4. Idempotence/The more things change, the more they stay the same

Basically performing an operation once should be the same as performing an operation twice. An example would be sorting a list more than once should be the same as sorting the list once.

Idempotence

Idempotence

numbers.sorted == numbers.sorted.sorted.sorted

5. Induction/Solve a smaller problem first

FFP explains it as:

These kinds of properties are based on “structural induction” – that is, if a large thing can be broken into smaller parts, and some property is true for these smaller parts, then you can often prove that the property is true for a large thing as well.

In the diagram below, we can see that the four-item list can be partitioned into an item plus a three-item list, which in turn can be partitioned into an item plus a two-item list. If we can prove the property holds for two-item list, then we can infer that it holds for the three-item list, and for the four-item list as well.

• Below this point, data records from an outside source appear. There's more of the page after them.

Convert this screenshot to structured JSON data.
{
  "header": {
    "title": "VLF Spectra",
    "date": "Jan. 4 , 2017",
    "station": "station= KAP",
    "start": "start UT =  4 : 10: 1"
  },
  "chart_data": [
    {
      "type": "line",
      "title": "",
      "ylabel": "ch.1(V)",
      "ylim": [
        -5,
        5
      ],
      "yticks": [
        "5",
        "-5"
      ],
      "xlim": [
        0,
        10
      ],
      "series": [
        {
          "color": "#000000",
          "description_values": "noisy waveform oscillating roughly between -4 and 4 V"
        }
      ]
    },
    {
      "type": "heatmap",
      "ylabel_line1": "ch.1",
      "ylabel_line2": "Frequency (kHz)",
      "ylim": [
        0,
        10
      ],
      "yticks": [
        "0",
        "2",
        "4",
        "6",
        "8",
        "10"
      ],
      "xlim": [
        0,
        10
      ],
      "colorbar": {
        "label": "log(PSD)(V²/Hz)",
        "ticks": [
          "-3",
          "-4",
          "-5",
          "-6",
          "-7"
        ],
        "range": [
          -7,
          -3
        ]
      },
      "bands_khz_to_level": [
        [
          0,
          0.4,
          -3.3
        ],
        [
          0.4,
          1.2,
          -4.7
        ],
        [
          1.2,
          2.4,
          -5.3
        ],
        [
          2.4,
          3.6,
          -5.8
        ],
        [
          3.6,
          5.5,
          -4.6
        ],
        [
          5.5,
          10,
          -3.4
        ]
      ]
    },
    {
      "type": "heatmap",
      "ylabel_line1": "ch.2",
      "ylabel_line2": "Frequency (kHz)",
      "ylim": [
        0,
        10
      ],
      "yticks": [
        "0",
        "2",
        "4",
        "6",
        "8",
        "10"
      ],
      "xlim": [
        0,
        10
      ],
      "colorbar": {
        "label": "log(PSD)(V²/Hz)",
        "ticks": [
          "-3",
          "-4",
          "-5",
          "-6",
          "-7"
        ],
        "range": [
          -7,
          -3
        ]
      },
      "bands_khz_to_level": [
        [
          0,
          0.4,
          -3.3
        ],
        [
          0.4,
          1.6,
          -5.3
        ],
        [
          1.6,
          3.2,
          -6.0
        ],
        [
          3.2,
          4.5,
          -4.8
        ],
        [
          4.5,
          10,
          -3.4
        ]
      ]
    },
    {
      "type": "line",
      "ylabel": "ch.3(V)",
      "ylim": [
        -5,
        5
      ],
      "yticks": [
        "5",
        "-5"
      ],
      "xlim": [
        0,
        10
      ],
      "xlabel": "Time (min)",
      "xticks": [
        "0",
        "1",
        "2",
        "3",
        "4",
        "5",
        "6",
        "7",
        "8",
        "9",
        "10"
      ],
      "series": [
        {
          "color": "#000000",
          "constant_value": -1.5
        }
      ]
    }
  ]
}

Induction properties are often naturally applicable to recursive structures (such as lists and trees).

Induction

Induction

6. Blackbox Testing/Hard to prove, easy to verify

These are properties that are hard to compute but easy to verify. An example would be calculating the nth prime number. It’s easy to verify the answer if you already know the nth prime. In the example below, finding a valid route through a maze is hard - verifying it is easy.

Blackbox Testing

Blackbox Testing

7. Comparison with another implementation/Test Oracle

The premise is that you verify your property by running the same test against another implementation of the algorithm. An example is to compare the result of a parallel or concurrent algorithm with the result of a linear, single-threaded version. Another example could be verifying your shiny new json parser against an existing parser implementation for the same inputs.

Something to keep in mind

In addition to the above patterns, the properties you choose should actually fail if there are errors. This sounds too obvious to be mentioned but here’s an example that should fail but doesn’t:

Given a sort implementation for a list that returns the original list unchanged:

list.sort == list.sort.sort
list.sort.length == list.length

The above properties pass.

The following property correctly fails the above implementation because it ensures that each element in the list should be greater than or equal to the preceding element:

list.sort.sliding(2).toList.forall { case List(f, s) => f <= s }

Property-based testing requires that you think a lot more about your code. You need to identify the properties that are true and false for it. The result is a lot more confidence in your code than had you just unit tested it.